Lang: Der Gotthard-Basistunnel ist der längste Eisenbahntunnel der Welt. Jede der beiden Röhren ist 57 Kilometer lang, insgesamt beläuft sich das Tunnelsystem zwischen Erstfeld im Norden und Bodio im Süden mit allen Quer- und Verbindungsstollen auf rund 150 Kilometer. Alle 312 Meter sind Verbindungsstollen zwischen den 40 Meter voneinander entfernt verlaufenden Röhren. Nach je einem Drittel der Strecke gibt es sogenannte Multifunktionsstellen. So sind in Sedrun und Faido zum Beispiel Spurwechsel oder Nothalte möglich.
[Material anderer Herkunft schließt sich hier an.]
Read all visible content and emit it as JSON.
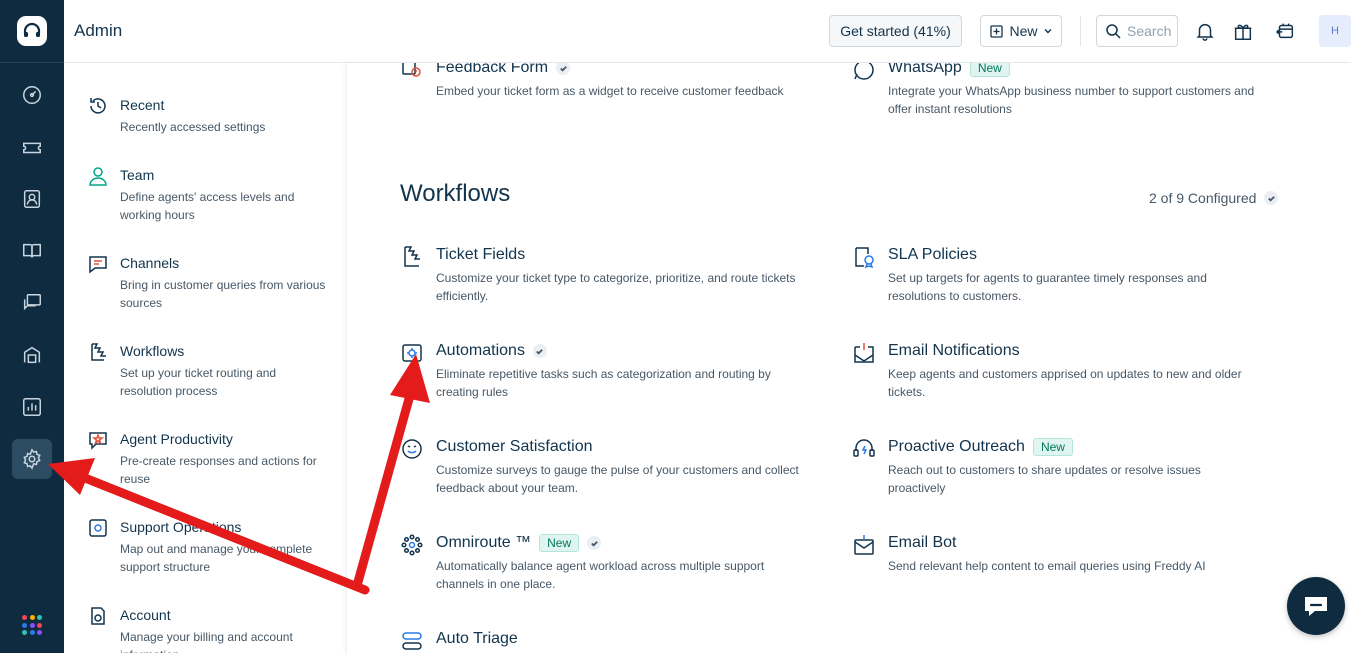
{
  "header": {
    "title": "Admin",
    "get_started": "Get started (41%)",
    "new_label": "New",
    "search_placeholder": "Search",
    "avatar_initial": "H"
  },
  "sidebar": {
    "items": [
      {
        "label": "Recent",
        "desc": "Recently accessed settings",
        "icon": "history-icon"
      },
      {
        "label": "Team",
        "desc": "Define agents' access levels and working hours",
        "icon": "user-icon"
      },
      {
        "label": "Channels",
        "desc": "Bring in customer queries from various sources",
        "icon": "chat-icon"
      },
      {
        "label": "Workflows",
        "desc": "Set up your ticket routing and resolution process",
        "icon": "workflow-icon"
      },
      {
        "label": "Agent Productivity",
        "desc": "Pre-create responses and actions for reuse",
        "icon": "productivity-icon"
      },
      {
        "label": "Support Operations",
        "desc": "Map out and manage your complete support structure",
        "icon": "operations-icon"
      },
      {
        "label": "Account",
        "desc": "Manage your billing and account information",
        "icon": "account-icon"
      }
    ]
  },
  "channels_cards": {
    "feedback_form": {
      "title": "Feedback Form",
      "desc": "Embed your ticket form as a widget to receive customer feedback"
    },
    "whatsapp": {
      "title": "WhatsApp",
      "badge": "New",
      "desc": "Integrate your WhatsApp business number to support customers and offer instant resolutions"
    }
  },
  "workflows": {
    "title": "Workflows",
    "configured": "2 of 9 Configured",
    "cards": [
      {
        "title": "Ticket Fields",
        "desc": "Customize your ticket type to categorize, prioritize, and route tickets efficiently."
      },
      {
        "title": "SLA Policies",
        "desc": "Set up targets for agents to guarantee timely responses and resolutions to customers."
      },
      {
        "title": "Automations",
        "desc": "Eliminate repetitive tasks such as categorization and routing by creating rules"
      },
      {
        "title": "Email Notifications",
        "desc": "Keep agents and customers apprised on updates to new and older tickets."
      },
      {
        "title": "Customer Satisfaction",
        "desc": "Customize surveys to gauge the pulse of your customers and collect feedback about your team."
      },
      {
        "title": "Proactive Outreach",
        "badge": "New",
        "desc": "Reach out to customers to share updates or resolve issues proactively"
      },
      {
        "title": "Omniroute ™",
        "badge": "New",
        "desc": "Automatically balance agent workload across multiple support channels in one place."
      },
      {
        "title": "Email Bot",
        "desc": "Send relevant help content to email queries using Freddy AI"
      },
      {
        "title": "Auto Triage",
        "desc": ""
      }
    ]
  },
  "colors": {
    "rail_bg": "#0f2b3f",
    "text": "#12344d",
    "annotation_arrow": "#e31b1b"
  }
}
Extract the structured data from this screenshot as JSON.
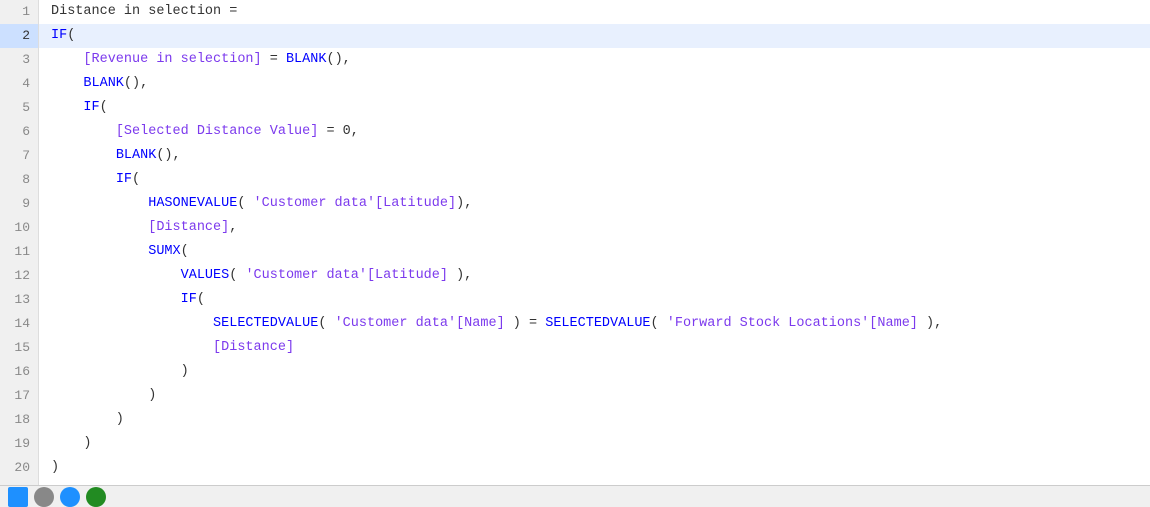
{
  "editor": {
    "lines": [
      {
        "num": 1,
        "active": false,
        "tokens": [
          {
            "type": "plain",
            "text": "Distance in selection ="
          }
        ]
      },
      {
        "num": 2,
        "active": true,
        "tokens": [
          {
            "type": "kw",
            "text": "IF"
          },
          {
            "type": "plain",
            "text": "("
          }
        ]
      },
      {
        "num": 3,
        "active": false,
        "tokens": [
          {
            "type": "plain",
            "text": "    "
          },
          {
            "type": "field",
            "text": "[Revenue in selection]"
          },
          {
            "type": "plain",
            "text": " = "
          },
          {
            "type": "kw",
            "text": "BLANK"
          },
          {
            "type": "plain",
            "text": "(),"
          }
        ]
      },
      {
        "num": 4,
        "active": false,
        "tokens": [
          {
            "type": "plain",
            "text": "    "
          },
          {
            "type": "kw",
            "text": "BLANK"
          },
          {
            "type": "plain",
            "text": "(),"
          }
        ]
      },
      {
        "num": 5,
        "active": false,
        "tokens": [
          {
            "type": "plain",
            "text": "    "
          },
          {
            "type": "kw",
            "text": "IF"
          },
          {
            "type": "plain",
            "text": "("
          }
        ]
      },
      {
        "num": 6,
        "active": false,
        "tokens": [
          {
            "type": "plain",
            "text": "        "
          },
          {
            "type": "field",
            "text": "[Selected Distance Value]"
          },
          {
            "type": "plain",
            "text": " = 0,"
          }
        ]
      },
      {
        "num": 7,
        "active": false,
        "tokens": [
          {
            "type": "plain",
            "text": "        "
          },
          {
            "type": "kw",
            "text": "BLANK"
          },
          {
            "type": "plain",
            "text": "(),"
          }
        ]
      },
      {
        "num": 8,
        "active": false,
        "tokens": [
          {
            "type": "plain",
            "text": "        "
          },
          {
            "type": "kw",
            "text": "IF"
          },
          {
            "type": "plain",
            "text": "("
          }
        ]
      },
      {
        "num": 9,
        "active": false,
        "tokens": [
          {
            "type": "plain",
            "text": "            "
          },
          {
            "type": "kw",
            "text": "HASONEVALUE"
          },
          {
            "type": "plain",
            "text": "( "
          },
          {
            "type": "field",
            "text": "'Customer data'[Latitude]"
          },
          {
            "type": "plain",
            "text": "),"
          }
        ]
      },
      {
        "num": 10,
        "active": false,
        "tokens": [
          {
            "type": "plain",
            "text": "            "
          },
          {
            "type": "field",
            "text": "[Distance]"
          },
          {
            "type": "plain",
            "text": ","
          }
        ]
      },
      {
        "num": 11,
        "active": false,
        "tokens": [
          {
            "type": "plain",
            "text": "            "
          },
          {
            "type": "kw",
            "text": "SUMX"
          },
          {
            "type": "plain",
            "text": "("
          }
        ]
      },
      {
        "num": 12,
        "active": false,
        "tokens": [
          {
            "type": "plain",
            "text": "                "
          },
          {
            "type": "kw",
            "text": "VALUES"
          },
          {
            "type": "plain",
            "text": "( "
          },
          {
            "type": "field",
            "text": "'Customer data'[Latitude]"
          },
          {
            "type": "plain",
            "text": " ),"
          }
        ]
      },
      {
        "num": 13,
        "active": false,
        "tokens": [
          {
            "type": "plain",
            "text": "                "
          },
          {
            "type": "kw",
            "text": "IF"
          },
          {
            "type": "plain",
            "text": "("
          }
        ]
      },
      {
        "num": 14,
        "active": false,
        "tokens": [
          {
            "type": "plain",
            "text": "                    "
          },
          {
            "type": "kw",
            "text": "SELECTEDVALUE"
          },
          {
            "type": "plain",
            "text": "( "
          },
          {
            "type": "field",
            "text": "'Customer data'[Name]"
          },
          {
            "type": "plain",
            "text": " ) = "
          },
          {
            "type": "kw",
            "text": "SELECTEDVALUE"
          },
          {
            "type": "plain",
            "text": "( "
          },
          {
            "type": "field",
            "text": "'Forward Stock Locations'[Name]"
          },
          {
            "type": "plain",
            "text": " ),"
          }
        ]
      },
      {
        "num": 15,
        "active": false,
        "tokens": [
          {
            "type": "plain",
            "text": "                    "
          },
          {
            "type": "field",
            "text": "[Distance]"
          }
        ]
      },
      {
        "num": 16,
        "active": false,
        "tokens": [
          {
            "type": "plain",
            "text": "                )"
          }
        ]
      },
      {
        "num": 17,
        "active": false,
        "tokens": [
          {
            "type": "plain",
            "text": "            )"
          }
        ]
      },
      {
        "num": 18,
        "active": false,
        "tokens": [
          {
            "type": "plain",
            "text": "        )"
          }
        ]
      },
      {
        "num": 19,
        "active": false,
        "tokens": [
          {
            "type": "plain",
            "text": "    )"
          }
        ]
      },
      {
        "num": 20,
        "active": false,
        "tokens": [
          {
            "type": "plain",
            "text": ")"
          }
        ]
      }
    ]
  }
}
Wichtig: Der Achse kommt in Zusammenhang mit der Schweizer Verlagerungspolitik hohe Bedeutung zu. Sie ist Teil der Neuen Eisenbahn-Alpentransversale (Neat), die zur Verlagerung des Güterverkehrs von der Straße auf die Schiene beitragen soll. Ziel ist es, die Zahl der Transit-Lkw auf jährlich 650.000 zu drücken. Die Achse über den Gotthard ist Teil des Korridors 1 der von der EU definierten Transeuropäischen Netze. Er führt von Rotterdam nach Genua. Jährlich werden 200 Millionen Tonnen Güter auf dieser 1.400 Kilometer langen Strecke befördert.

Kostspielig: Die Baukosten für die gesamte Achse belaufen sich auf rund 24 Milliarden Franken (21 Milliarden Euro). Offizieller Baubeginn war im November 2002, Ende 2016 sollen die ersten Züge durch den Gotthard-Basistunnel fahren. Verantwortlich für das Projekt ist Alptransit, eine Tochter der Schweizerischen Bundesbahnen, die den Tunnel später betreiben. Die Arbeiten erfolgen von fünf Eingängen aus: Das sind Erstfeld und Amsteg im Norden, Sedrun in der Mitte sowie Faido und Podio im Süden. Rund 1.700 Menschen haben in Spitzenzeiten an dem Jahrhundertprojekt gearbeitet.